29 Die Bundesversammlung hat beispielsweise die Volksinitiative "Stopp der Überbevölkerung - Ja zur nachhaltigen Sicherung der natürlichen Lebensgrundlagen" für gültig erklärt, obwohl der Text eine Begrenzung der Wohnbevölkerung mit der internationalen Entwicklungszusammenarbeit vermischte: Die Existenz einer inneren Verbindung zwischen diesen beiden Ideen ist zumindest fraglich.
30 So interpretiert, wird der Grundsatz der Einheit der Materie auf Bundesebene nur auf offensichtliche Verletzungen der Einheit der Materie angewendet.
31 Das Paradebeispiel für eine unzulässige Initiative ist die Volksinitiative "politisches Programm" nach dem Vorbild der Initiative "gegen hohe Lebenshaltungskosten und Inflation", die ein wirtschaftspolitisches Maßnahmenpaket vorsah und wegen Verstoßes gegen die Einheit der Materie für ungültig erklärt wurde: "Das "innere Verhältnis" zwischen den Bestandteilen einer Initiative wird angenommen, wenn objektive Gründe es rechtfertigen, dass sie Gegenstand einer einzigen Entscheidung des Bürgers sind. Die Initiative "gegen hohe Lebenshaltungskosten und Inflation" lässt dies nicht zu".
C. Die Einheit der Form: Das Verbot von Vermischungen (Abs. 3)

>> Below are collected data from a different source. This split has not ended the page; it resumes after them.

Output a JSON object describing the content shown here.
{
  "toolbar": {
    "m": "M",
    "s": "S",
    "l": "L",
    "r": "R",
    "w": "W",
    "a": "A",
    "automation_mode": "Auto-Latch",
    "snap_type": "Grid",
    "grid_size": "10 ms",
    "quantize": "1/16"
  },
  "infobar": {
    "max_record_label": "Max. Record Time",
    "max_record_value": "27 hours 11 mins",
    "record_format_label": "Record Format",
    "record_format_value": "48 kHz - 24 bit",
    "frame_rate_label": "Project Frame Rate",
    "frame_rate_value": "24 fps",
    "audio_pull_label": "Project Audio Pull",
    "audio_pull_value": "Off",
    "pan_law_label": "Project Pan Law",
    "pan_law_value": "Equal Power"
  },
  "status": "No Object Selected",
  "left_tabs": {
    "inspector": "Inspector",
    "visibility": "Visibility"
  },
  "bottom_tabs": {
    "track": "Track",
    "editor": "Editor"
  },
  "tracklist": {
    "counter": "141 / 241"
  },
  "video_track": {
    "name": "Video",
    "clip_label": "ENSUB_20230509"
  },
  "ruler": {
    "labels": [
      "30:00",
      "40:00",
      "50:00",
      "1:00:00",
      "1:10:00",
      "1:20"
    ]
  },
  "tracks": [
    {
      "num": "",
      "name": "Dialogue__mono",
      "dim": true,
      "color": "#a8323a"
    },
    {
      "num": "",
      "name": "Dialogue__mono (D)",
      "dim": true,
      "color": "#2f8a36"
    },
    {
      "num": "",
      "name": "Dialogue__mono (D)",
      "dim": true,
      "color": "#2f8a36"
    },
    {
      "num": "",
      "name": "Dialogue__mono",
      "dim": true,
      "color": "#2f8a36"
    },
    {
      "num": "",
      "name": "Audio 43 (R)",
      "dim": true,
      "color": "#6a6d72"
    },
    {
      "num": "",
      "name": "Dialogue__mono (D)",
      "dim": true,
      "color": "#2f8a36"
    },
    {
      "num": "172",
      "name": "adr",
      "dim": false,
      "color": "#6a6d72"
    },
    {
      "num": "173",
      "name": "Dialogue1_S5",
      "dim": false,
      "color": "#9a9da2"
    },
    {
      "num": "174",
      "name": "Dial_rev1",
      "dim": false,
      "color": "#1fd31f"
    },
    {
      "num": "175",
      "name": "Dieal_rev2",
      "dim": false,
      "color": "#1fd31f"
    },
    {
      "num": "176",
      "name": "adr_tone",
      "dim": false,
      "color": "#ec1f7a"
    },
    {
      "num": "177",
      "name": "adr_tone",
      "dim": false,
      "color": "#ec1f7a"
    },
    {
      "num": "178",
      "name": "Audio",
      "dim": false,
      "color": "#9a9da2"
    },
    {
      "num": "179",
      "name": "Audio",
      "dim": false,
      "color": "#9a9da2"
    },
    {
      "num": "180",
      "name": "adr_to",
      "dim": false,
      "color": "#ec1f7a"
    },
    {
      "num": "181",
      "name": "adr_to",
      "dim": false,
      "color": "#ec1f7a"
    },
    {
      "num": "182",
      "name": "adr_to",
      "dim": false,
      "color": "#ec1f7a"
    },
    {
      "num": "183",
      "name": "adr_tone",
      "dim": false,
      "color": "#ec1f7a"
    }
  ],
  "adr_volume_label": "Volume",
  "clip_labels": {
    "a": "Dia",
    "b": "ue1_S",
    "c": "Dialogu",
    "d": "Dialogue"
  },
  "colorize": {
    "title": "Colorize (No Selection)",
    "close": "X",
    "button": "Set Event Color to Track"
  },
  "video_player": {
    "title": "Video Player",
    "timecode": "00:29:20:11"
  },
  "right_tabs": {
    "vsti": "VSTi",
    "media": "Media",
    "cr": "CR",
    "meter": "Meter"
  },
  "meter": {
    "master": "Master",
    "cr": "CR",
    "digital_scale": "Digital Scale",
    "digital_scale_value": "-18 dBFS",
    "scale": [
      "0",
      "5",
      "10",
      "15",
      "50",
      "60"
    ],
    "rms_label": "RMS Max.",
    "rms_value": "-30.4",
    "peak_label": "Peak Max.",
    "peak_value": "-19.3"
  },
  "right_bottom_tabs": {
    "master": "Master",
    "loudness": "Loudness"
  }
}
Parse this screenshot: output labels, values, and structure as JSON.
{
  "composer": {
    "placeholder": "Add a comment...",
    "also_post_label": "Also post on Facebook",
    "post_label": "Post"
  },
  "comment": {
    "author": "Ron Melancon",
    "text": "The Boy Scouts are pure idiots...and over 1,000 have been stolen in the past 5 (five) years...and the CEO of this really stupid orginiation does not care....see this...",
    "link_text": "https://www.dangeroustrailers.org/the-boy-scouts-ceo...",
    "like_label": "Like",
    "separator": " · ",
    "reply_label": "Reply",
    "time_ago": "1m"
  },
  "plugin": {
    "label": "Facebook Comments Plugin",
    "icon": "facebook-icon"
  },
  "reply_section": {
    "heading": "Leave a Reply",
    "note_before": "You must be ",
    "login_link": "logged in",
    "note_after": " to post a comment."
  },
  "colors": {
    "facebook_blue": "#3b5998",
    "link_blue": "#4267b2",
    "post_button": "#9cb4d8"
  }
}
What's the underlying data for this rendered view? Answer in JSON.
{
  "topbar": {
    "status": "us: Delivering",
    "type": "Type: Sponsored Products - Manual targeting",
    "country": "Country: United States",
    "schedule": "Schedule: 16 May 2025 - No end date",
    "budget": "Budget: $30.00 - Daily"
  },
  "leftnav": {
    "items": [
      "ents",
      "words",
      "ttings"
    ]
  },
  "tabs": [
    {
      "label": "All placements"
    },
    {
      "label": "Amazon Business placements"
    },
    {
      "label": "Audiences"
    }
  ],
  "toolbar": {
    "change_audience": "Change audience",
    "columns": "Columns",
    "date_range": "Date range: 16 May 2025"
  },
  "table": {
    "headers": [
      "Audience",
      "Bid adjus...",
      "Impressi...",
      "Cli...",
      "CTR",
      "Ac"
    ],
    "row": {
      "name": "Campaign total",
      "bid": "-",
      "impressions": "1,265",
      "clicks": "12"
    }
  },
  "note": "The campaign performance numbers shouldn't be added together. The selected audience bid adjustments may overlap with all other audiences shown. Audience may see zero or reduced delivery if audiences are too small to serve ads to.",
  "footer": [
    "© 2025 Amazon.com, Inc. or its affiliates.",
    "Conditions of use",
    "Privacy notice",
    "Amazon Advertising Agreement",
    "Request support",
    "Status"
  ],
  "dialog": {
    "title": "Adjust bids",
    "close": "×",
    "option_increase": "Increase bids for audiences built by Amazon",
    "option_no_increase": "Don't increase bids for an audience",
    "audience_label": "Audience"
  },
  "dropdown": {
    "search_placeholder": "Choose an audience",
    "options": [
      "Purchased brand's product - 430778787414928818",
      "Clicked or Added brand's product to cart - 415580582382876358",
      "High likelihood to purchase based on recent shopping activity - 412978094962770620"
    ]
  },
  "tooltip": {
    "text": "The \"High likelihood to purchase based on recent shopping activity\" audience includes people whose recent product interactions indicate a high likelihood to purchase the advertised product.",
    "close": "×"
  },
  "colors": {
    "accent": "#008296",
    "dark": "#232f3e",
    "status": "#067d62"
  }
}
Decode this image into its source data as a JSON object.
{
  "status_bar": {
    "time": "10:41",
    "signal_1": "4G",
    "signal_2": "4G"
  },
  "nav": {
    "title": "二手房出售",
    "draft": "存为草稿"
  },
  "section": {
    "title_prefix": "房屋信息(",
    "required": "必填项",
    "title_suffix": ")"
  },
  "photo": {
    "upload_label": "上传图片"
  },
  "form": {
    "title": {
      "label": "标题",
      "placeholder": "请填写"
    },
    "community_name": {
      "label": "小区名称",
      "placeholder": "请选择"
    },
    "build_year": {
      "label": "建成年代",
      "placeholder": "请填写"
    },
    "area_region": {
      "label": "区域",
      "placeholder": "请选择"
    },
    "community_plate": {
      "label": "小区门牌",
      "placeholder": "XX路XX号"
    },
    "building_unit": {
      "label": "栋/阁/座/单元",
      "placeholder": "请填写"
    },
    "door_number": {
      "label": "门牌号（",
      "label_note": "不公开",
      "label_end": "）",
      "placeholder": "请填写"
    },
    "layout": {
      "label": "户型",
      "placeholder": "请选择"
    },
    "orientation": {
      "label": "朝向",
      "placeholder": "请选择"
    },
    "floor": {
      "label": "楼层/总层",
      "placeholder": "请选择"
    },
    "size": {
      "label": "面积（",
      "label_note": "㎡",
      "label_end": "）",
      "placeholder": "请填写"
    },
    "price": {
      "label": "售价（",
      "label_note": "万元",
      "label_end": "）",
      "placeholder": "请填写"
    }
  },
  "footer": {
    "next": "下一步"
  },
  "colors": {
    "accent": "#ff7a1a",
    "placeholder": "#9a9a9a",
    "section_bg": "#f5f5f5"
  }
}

32 Nach Art. 75 Abs. 3 BPR ist die Einheit der Form gewahrt, wenn die Initiative ausschließlich in Form eines allgemein gehaltenen Vorschlags oder ausschließlich in Form eines ausgearbeiteten Entwurfs eingereicht wird.
33 Bei einem allgemein gehaltenen Vorschlag wird die gesetzgebende Behörde beauftragt, einen Entwurf auszuarbeiten, der das Ziel der Initiative konkretisiert, während der ausgearbeitete Entwurf bereits einen ausgearbeiteten und für die Behörden unantastbaren Text enthält.
34 Diese Bestimmung bedarf somit kaum einer weiteren Erläuterung. Sie legt den Grundsatz fest, dass man zwischen einem vollständig ausgearbeiteten Text oder einem allgemein gehaltenen Vorschlag wählen kann. Sie verbietet eine Vermischung der beiden Möglichkeiten.
35 In der Lehre wird darauf hingewiesen, dass eine Verletzung der Einheitlichkeit der Form konkret kaum denkbar ist, da der allgemein formulierte Vorschlag sehr weit gefasst ist. So kann selbst ein präziser Text so qualifiziert werden. In Betracht kommt lediglich ein Text, der "sowohl Elemente enthält, die nur endgültig sein können, als auch solche, die es im Hinblick auf den Grad ihrer legistischen Vollkommenheit nicht sein können".
36 Die Bundesversammlung hat eine Initiative wegen Verletzung der Einheit der Form nur einmal für ungültig erklärt, nämlich 1955, als sie die Initiative "zur vorübergehenden Senkung der Militärausgaben (Waffenruhe)" für ungültig erklärte, weil sie sich auf mehrere Haushaltsjahre bezog. Die Lehre stellt jedoch fest, dass es sich dabei keineswegs um ein Problem der Einheit der Form handelte.